In preparation for the regulation of cryptocurrencies in the United Kingdom, His Majesty’s Treasury has released the long-awaited consultation document. The paper is 80 pages long and covers a range of topics including algorithmic stablecoins as well as nonfungible tokens or initial coin offers (ICOs).
The Treasury claimed that the recommendations were made to position the United Kingdom’s financial sector in the forefront for crypto. It also sought to avoid harsh control measures, which have been popularized worldwide during crypto winter. This is the purpose of the proposals.
Treasury declared that there would be no separate regulatory system for cryptocurrency, since it will be governed within the Financial Services and Markets Act 2000 of the United Kingdom (FSMA). It is intended to make crypto and traditional financial systems more competitive. The goal is not to make crypto and conventional financial systems equal. Financial Conduct Authority The FCA, Britain’s main financial regulator will amend the laws of the FSMA to allow digital assets to be traded on the market.
One of the most annoying consequences of this ruling is that participants in the cryptocurrency market will have to go through the registration process all over again. They had to previously go through the process to obtain a license under the FCA’s licensing framework. However, they will now be evaluated against a wider range of indicators.
The good news is that cryptocurrencies-related organisations won’t have to publish market data as often as they do in traditional banking. The exchanges, on the other hand would be required to store and make it available at all times.

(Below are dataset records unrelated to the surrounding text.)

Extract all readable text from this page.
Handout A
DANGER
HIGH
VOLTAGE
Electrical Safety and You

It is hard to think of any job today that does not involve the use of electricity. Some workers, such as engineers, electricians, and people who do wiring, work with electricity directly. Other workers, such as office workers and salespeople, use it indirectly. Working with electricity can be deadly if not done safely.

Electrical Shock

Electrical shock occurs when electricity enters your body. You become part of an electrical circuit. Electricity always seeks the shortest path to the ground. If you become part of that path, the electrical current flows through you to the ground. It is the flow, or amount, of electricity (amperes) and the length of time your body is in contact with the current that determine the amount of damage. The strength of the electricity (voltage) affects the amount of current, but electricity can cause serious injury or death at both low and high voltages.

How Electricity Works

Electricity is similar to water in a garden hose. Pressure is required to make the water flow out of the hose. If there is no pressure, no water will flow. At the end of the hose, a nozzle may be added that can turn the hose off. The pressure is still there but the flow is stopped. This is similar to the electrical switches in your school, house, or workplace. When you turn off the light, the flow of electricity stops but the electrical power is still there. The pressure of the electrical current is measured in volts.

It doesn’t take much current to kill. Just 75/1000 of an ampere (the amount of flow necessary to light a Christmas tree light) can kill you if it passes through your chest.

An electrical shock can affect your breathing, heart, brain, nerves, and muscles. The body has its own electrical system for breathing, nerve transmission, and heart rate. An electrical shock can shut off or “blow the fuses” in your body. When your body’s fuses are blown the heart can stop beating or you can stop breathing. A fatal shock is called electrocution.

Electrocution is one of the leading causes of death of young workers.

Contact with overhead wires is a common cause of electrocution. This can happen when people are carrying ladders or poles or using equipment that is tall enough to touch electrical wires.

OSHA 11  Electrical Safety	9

Contrary to many of its overseas counterparts, the Treasury Department decided not to ban the use of algorithmic stabilitycoins. As a result, they will be classified as “unbacked cryptocurrency assets” and not “stablecoins”. However, the term “stable” is not allowed to be used in marketing for algorithmic coins.

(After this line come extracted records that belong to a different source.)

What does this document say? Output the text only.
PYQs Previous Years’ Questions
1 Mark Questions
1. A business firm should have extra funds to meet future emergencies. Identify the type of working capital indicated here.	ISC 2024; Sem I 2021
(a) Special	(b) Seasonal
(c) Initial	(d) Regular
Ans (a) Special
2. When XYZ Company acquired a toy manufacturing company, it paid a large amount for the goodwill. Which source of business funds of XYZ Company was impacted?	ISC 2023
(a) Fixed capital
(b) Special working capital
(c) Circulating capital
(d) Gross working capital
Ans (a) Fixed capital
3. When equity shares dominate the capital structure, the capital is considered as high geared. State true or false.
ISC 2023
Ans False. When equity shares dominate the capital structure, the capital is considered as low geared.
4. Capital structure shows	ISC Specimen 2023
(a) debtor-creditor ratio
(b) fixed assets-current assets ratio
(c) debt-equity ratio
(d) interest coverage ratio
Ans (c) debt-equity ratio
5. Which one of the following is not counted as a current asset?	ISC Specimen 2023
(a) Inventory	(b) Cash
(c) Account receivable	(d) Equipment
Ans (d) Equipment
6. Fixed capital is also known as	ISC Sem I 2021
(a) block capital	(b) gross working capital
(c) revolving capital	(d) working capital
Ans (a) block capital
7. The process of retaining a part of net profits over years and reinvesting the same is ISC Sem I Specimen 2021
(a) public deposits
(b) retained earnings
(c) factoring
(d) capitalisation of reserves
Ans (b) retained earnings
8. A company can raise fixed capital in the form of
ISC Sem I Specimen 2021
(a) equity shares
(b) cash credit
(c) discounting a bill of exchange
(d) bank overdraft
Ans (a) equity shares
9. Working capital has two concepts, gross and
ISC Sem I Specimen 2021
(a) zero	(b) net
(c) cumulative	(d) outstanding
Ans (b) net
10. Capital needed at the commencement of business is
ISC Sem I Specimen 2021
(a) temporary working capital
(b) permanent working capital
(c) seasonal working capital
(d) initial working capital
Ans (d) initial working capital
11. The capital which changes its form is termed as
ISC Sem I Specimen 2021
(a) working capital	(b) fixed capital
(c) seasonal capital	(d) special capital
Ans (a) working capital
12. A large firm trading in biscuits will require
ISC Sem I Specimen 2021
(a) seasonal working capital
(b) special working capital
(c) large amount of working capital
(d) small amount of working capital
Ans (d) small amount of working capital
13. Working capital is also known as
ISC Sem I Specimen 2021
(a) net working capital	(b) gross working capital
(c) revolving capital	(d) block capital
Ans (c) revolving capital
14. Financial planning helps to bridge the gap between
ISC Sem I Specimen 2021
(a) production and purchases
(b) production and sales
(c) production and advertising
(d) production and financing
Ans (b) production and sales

The consultation document states that a new regulatory framework would be developed for crypto lending platforms. It should require lenders to consider acceptable collateral values and contingency plans in the event of the collapse of their main market counterparties.
“The government should encourage greater engagement with the business community to create a comprehensive, risk-based framework in line with global best practices.

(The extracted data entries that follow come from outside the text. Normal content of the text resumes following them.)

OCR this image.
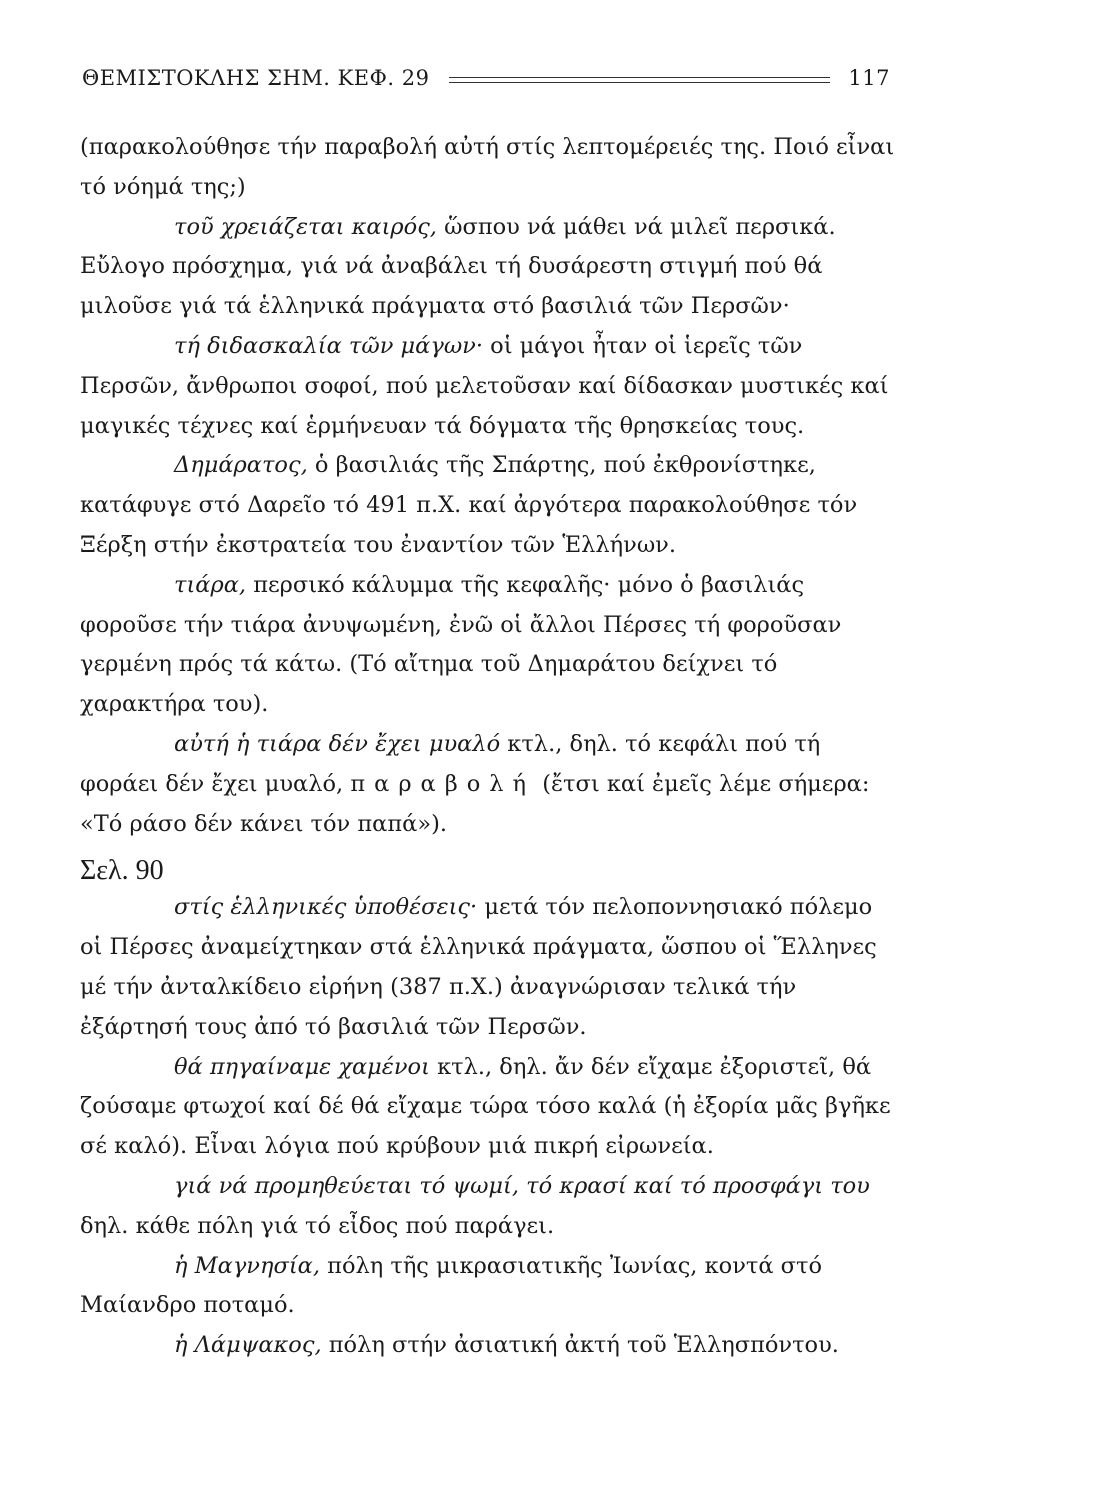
ΘΕΜΙΣΤΟΚΛΗΣ ΣΗΜ. ΚΕΦ. 29	117

(παρακολούθησε τήν παραβολή αὐτή στίς λεπτομέρειές της. Ποιό εἶναι τό νόημά της;)

τοῦ χρειάζεται καιρός, ὥσπου νά μάθει νά μιλεῖ περσικά. Εὔλογο πρόσχημα, γιά νά ἀναβάλει τή δυσάρεστη στιγμή πού θά μιλοῦσε γιά τά ἑλληνικά πράγματα στό βασιλιά τῶν Περσῶν·

τή διδασκαλία τῶν μάγων· οἱ μάγοι ἦταν οἱ ἱερεῖς τῶν Περσῶν, ἄνθρωποι σοφοί, πού μελετοῦσαν καί δίδασκαν μυστικές καί μαγικές τέχνες καί ἑρμήνευαν τά δόγματα τῆς θρησκείας τους.

Δημάρατος, ὁ βασιλιάς τῆς Σπάρτης, πού ἐκθρονίστηκε, κατάφυγε στό Δαρεῖο τό 491 π.Χ. καί ἀργότερα παρακολούθησε τόν Ξέρξη στήν ἐκστρατεία του ἐναντίον τῶν Ἑλλήνων.

τιάρα, περσικό κάλυμμα τῆς κεφαλῆς· μόνο ὁ βασιλιάς φοροῦσε τήν τιάρα ἀνυψωμένη, ἐνῶ οἱ ἄλλοι Πέρσες τή φοροῦσαν γερμένη πρός τά κάτω. (Τό αἴτημα τοῦ Δημαράτου δείχνει τό χαρακτήρα του).

αὐτή ἡ τιάρα δέν ἔχει μυαλό κτλ., δηλ. τό κεφάλι πού τή φοράει δέν ἔχει μυαλό, παραβολή (ἔτσι καί ἐμεῖς λέμε σήμερα: «Τό ράσο δέν κάνει τόν παπά»).

Σελ. 90

στίς ἑλληνικές ὑποθέσεις· μετά τόν πελοποννησιακό πόλεμο οἱ Πέρσες ἀναμείχτηκαν στά ἑλληνικά πράγματα, ὥσπου οἱ Ἕλληνες μέ τήν ἀνταλκίδειο εἰρήνη (387 π.Χ.) ἀναγνώρισαν τελικά τήν ἐξάρτησή τους ἀπό τό βασιλιά τῶν Περσῶν.

θά πηγαίναμε χαμένοι κτλ., δηλ. ἄν δέν εἴχαμε ἐξοριστεῖ, θά ζούσαμε φτωχοί καί δέ θά εἴχαμε τώρα τόσο καλά (ἡ ἐξορία μᾶς βγῆκε σέ καλό). Εἶναι λόγια πού κρύβουν μιά πικρή εἰρωνεία.

γιά νά προμηθεύεται τό ψωμί, τό κρασί καί τό προσφάγι του δηλ. κάθε πόλη γιά τό εἶδος πού παράγει.

ἡ Μαγνησία, πόλη τῆς μικρασιατικῆς Ἰωνίας, κοντά στό Μαίανδρο ποταμό.

ἡ Λάμψακος, πόλη στήν ἀσιατική ἀκτή τοῦ Ἑλλησπόντου.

Nick Taylor, who heads the EMEA region of the global cryptocurrency exchange Luno’s public policy, believes that this sector is now at a crucial moment. He stated that while there are still many steps to be taken before new laws can be implemented, the government’s ambition is encouraging.
The consultation will end on April 30, 2023. The British government welcomes feedback from all parties involved, including cryptocurrency companies, financial institutions and trade associations, representative bodies and academic institutions.